Omni: A roasting style, a philosophy or a profile?

Another of my Instagram short post series converted into a full length article, today I like to share more about what I understand on the philosophy of Omni in coffee. 






Post lunch, arvo espresso and white flight while re-reading for the 3rd time, Scott Rao latest article about Omni Roasting.

OMNI - yes you read it right. I am a strong believer of it (but let me explain again my theory, all the way to the bottom before you give me more stones) and i have received alot of fluke about this style and belief, discussed plenty of time online whether in the iamabaristasg.com FB group or CSS. To summarise what the great Scott wrote, it depends on the quality of the green, how was it roasted and how was it extracted.

Once again i like to clarify this theory, like I always share it at my cupping table, in workshop i run or to those who care to ask me. Omni IMHO is not a style of roasting but it is a decision made by roasters at the cupping table, using our palate to agree that a certain roast in a certain coffee can taste great in both filter and espresso. We can have a roast degree discharged at 214 degrees celcius which is Omni, we also have the same 214 degrees celcius which is strictly espresso and while rare, there are some too that can be passed off as filter at the same discharged temperature. This i name it 'the angry bird roasting theory' (more to this another time) 
And yes too, we do apply light, medium and medium dark roast to other coffees, not all are Omni (that is plain lazy and one size fit all is not for all coffee and processes)

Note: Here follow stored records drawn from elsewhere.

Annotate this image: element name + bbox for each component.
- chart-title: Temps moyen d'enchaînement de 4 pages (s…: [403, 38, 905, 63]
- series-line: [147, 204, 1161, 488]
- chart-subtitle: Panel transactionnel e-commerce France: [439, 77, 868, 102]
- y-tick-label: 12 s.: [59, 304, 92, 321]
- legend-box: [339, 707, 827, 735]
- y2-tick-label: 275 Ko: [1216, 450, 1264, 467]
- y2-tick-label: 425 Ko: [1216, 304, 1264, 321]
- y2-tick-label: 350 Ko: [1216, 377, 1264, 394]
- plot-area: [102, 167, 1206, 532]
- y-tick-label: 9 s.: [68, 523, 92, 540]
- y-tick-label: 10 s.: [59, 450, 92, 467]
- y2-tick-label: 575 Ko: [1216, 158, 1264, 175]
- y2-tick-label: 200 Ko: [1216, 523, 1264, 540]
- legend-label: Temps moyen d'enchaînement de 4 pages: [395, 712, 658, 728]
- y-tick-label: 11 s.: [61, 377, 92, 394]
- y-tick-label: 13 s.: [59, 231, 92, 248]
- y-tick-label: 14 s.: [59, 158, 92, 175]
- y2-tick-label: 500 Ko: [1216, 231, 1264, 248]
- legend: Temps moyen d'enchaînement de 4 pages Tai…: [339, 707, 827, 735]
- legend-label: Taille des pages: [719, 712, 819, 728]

In one of my many exchanges on this topic in the past, someone came in strongly to call omni stupid, in the process generalising it.  At the end of the day, we cannot help ourselves as human to generalise and make broad statement about anything. At the end of the day, there are reasons for something being done a certain way and if we do not know or not comfortable about it, we ask and we learn. After a long roasting career, I don't really dare to call anything stupid because every roastmaster have their own interpretation of things. I will do a fast roast for a filter (10mins) and a longer roast for a espresso(13mins) but both ending at the same end temperature. Possible? Ask me how. At the same time, yes the fast roast becomes my filter and the longer is my espresso but when we cupped them, QC and taste them and realise certain coffees ( not all) is suitable for multiple brewing methods.

 We call it omni for easier reference for our customers, who are layman people entering our shops and wanting an educated guess on what work for both, maybe the wife prefers a filter while the husband like a long black and getting 2 x 250gm is too much for a week worth. You don't want to buy a bag recommended for a filter and make it into an espresso because you don't want your espresso to taste like a filter coffee, you want a filter for that. Of course an experienced person will say "tweak the parameters for it to work" but try asking a home barista who is untrained to do it and end up wasting half of the bag and getting disappointed. Hence, by over generalising something for them, stating the obvious, 'filter, omni and espresso' is making it easy for the people who buys them. 




I take the opportunity to state here that Omni is not a roasting style, it is a piece of information to consumer that a batch of coffee roasted the same way is suitable for multiple brewing methods because the people who roast it, cares to try and advise what they feel is right. Call it versatile, call it dual method, call it medium-light but Omni seems to hit the right spot for understanding. 

Now let see how this message transcend down. Everyone have a conceptual sphere of things, this is mine. Discuss yours.